You have two problems - one, you're using an old copy of Apache POI, and two, you're calling the wrong method to get the colours

你有两个问题 - 一个,你使用的是Apache POI的旧版本,另外两个是你用错误的方法来获取颜色

Currently, your call to rule.getPatternFormatting().getFillBackgroundColor() will return the index of the colour, or 0 if the colour isn't indexed.
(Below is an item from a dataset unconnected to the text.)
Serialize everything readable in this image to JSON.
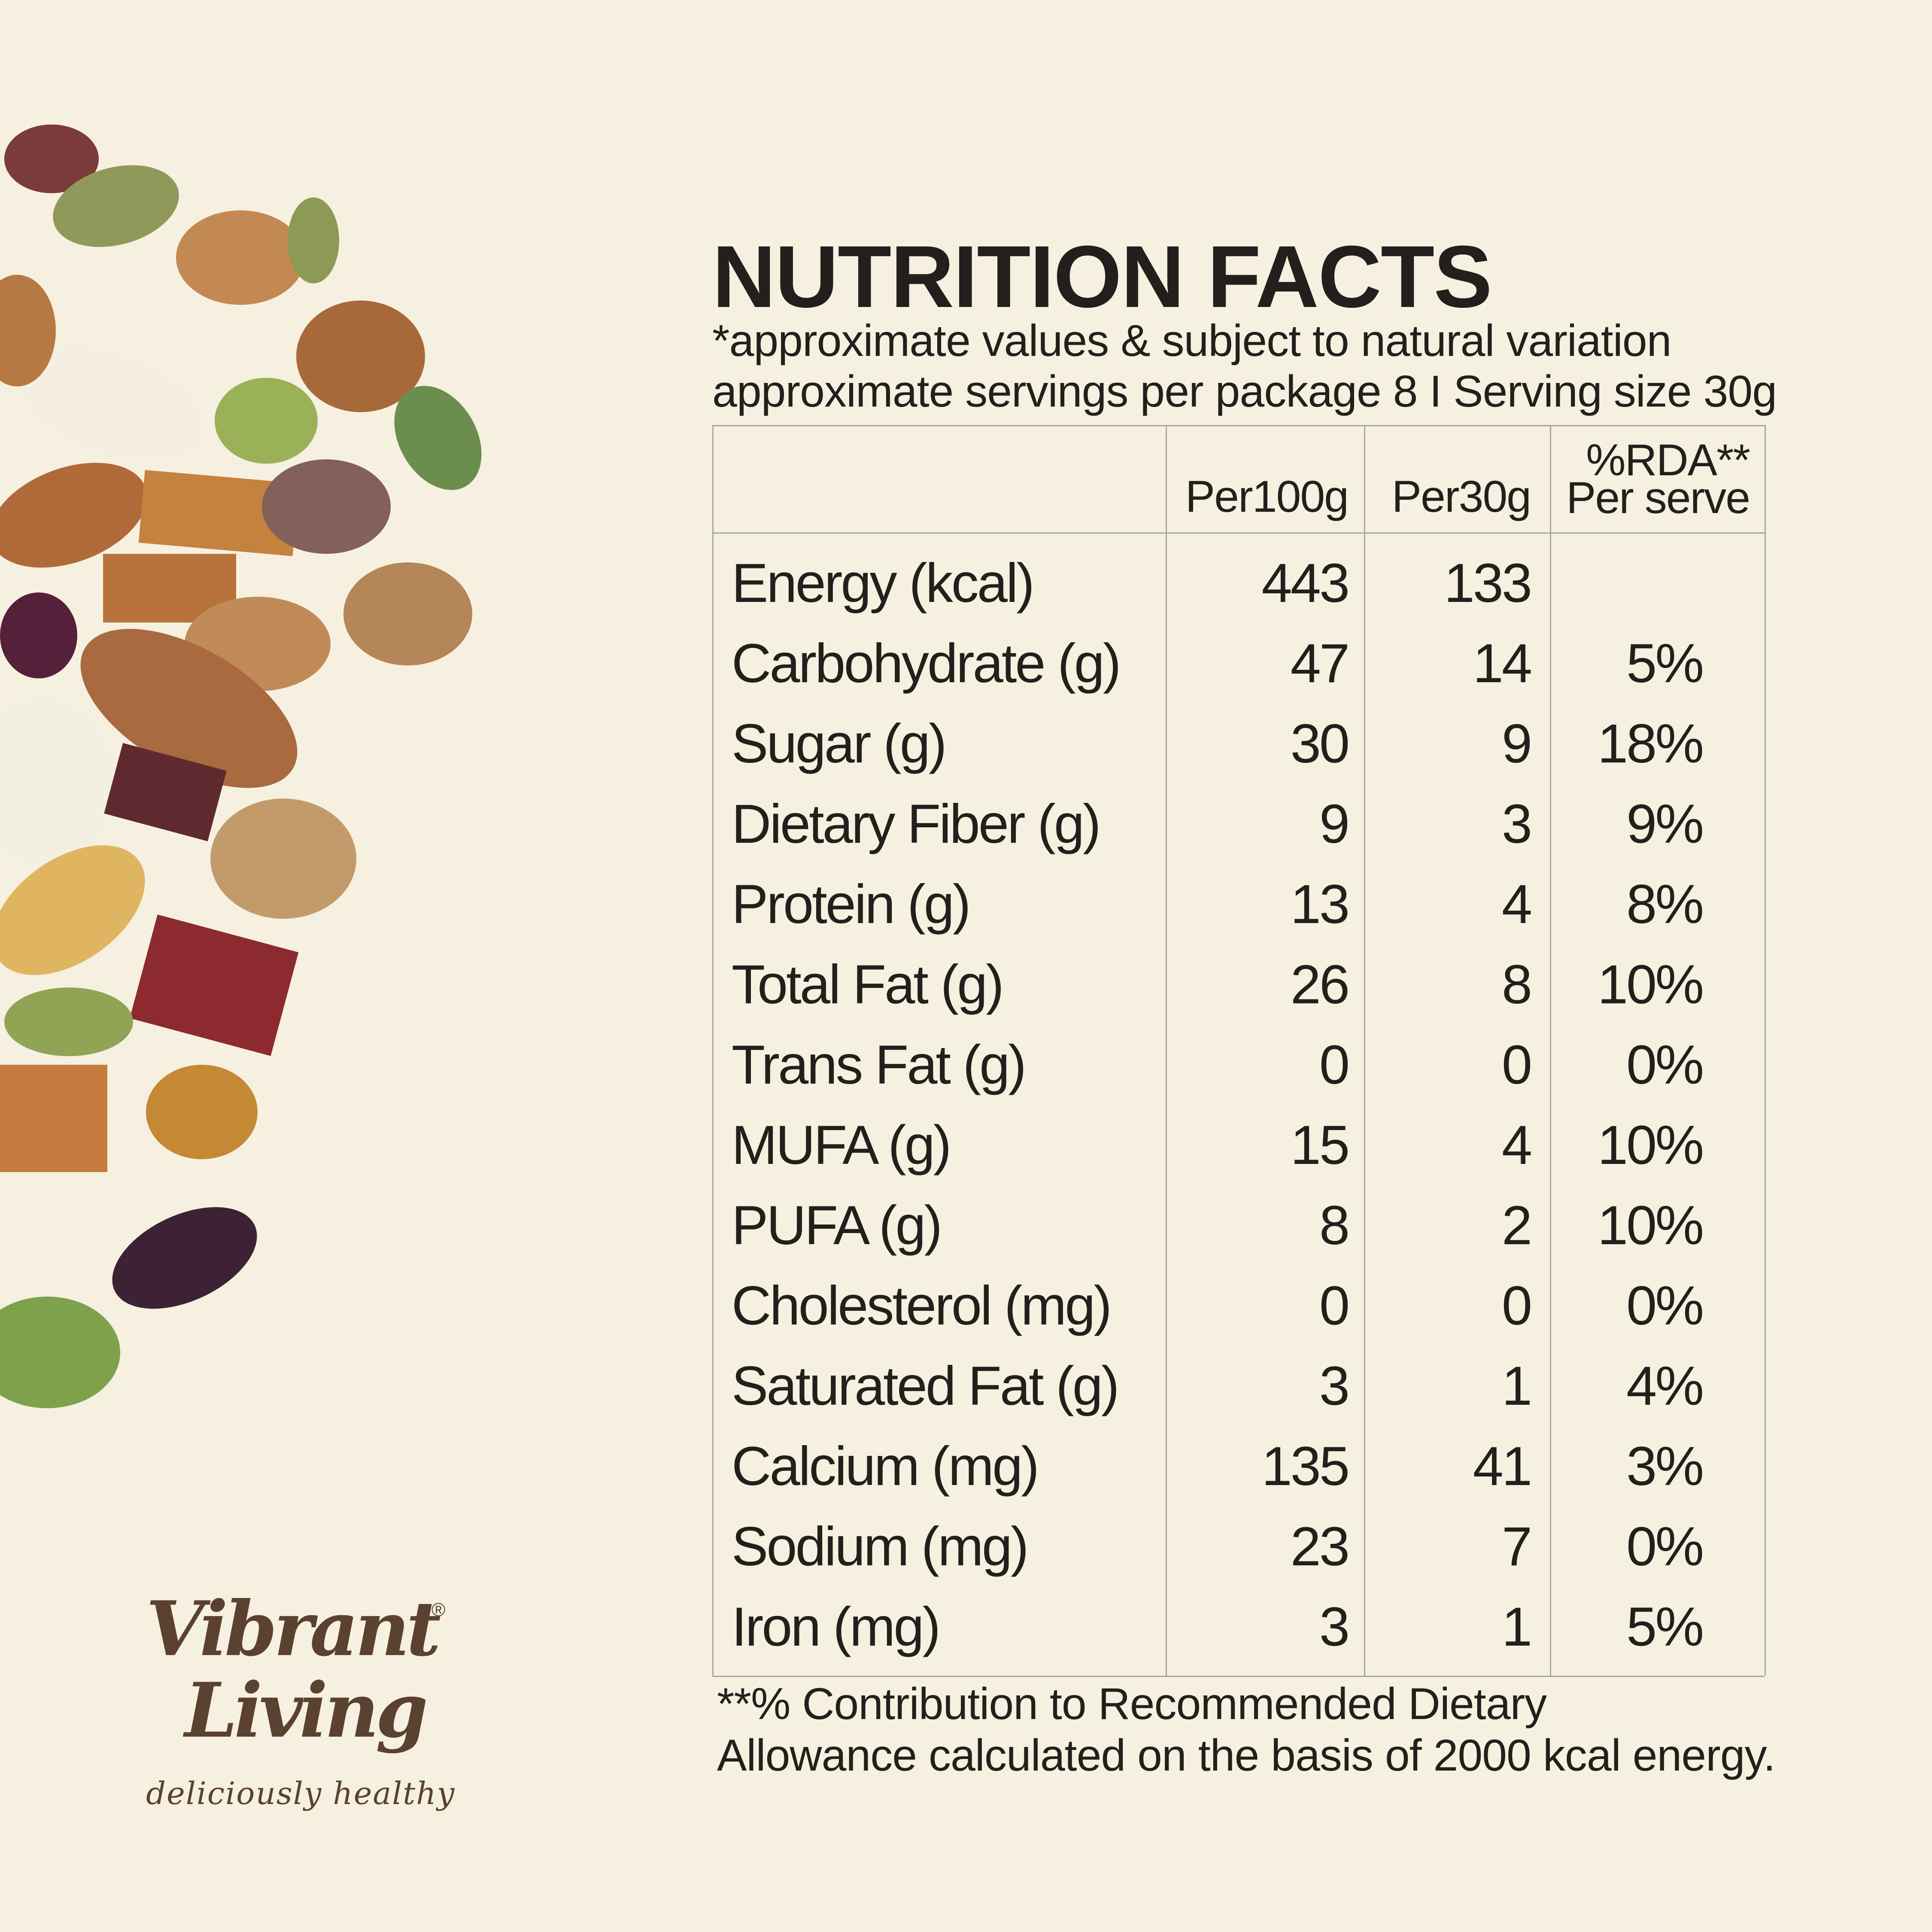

Almost all conditional formatting colours in HSSF are indexed, very few in XSSF are. As such, for most XSSF files, if you ask for the indexed colour you'll just get 0. Instead, you need to call rule.getPatternFormatting().getFillBackgroundColorColor() which returns a colour object. From that, you can get the hex string that describes the colour, indexed or not

目前,您对rule.getPatternFormatting()。getFillBackgroundColor()的调用将返回颜色的索引,如果颜色未编入索引,则返回0。 HSSF中的几乎所有条件格式颜色都被编入索引,在XSSF中很少。因此,对于大多数XSSF文件,如果你要求索引颜色,你只需要得到0.相反,你需要调用rule.getPatternFormatting()。getFillBackgroundColorColor()返回一个颜色对象。从那里,您可以获得描述颜色的十六进制字符串,索引与否

So, you should change code like

所以,你应该改变代码

int colourIndex = rule.getPatternFormatting().getFillBackgroundColor();
System.out.println("Colour index is " + colourIndex);

To instead be something like:

改为:

Color colour = rule.getPatternFormatting().getFillBackgroundColorColor();
if (colour instanceof ExtendedColor) {
   System.out.println("Colour is " + ((ExtendedColor)colour).getARGBHex());
} else {
   System.out.println("Colour is " + ((HSSFColor)colour).getHexString());
}

The updated code correctly fetches the colour object, indexed or not, then allows you to fetch the hex representation of it.

更新的代码正确地获取颜色对象,索引与否,然后允许您获取它的十六进制表示。

Also, as mentioned already, your version of Apache POI is too old for some of this. You need to upgrade to at least 3.13 beta 1, or ideally 3.13 beta 2 / nightly build since 2015-07-20.

此外,如前所述,您的Apache POI版本对于其中一些来说太旧了。自2015-07-20以来,您需要升级到至少3.13 beta 1,或理想情况下升级3.13 beta 2 / nightly。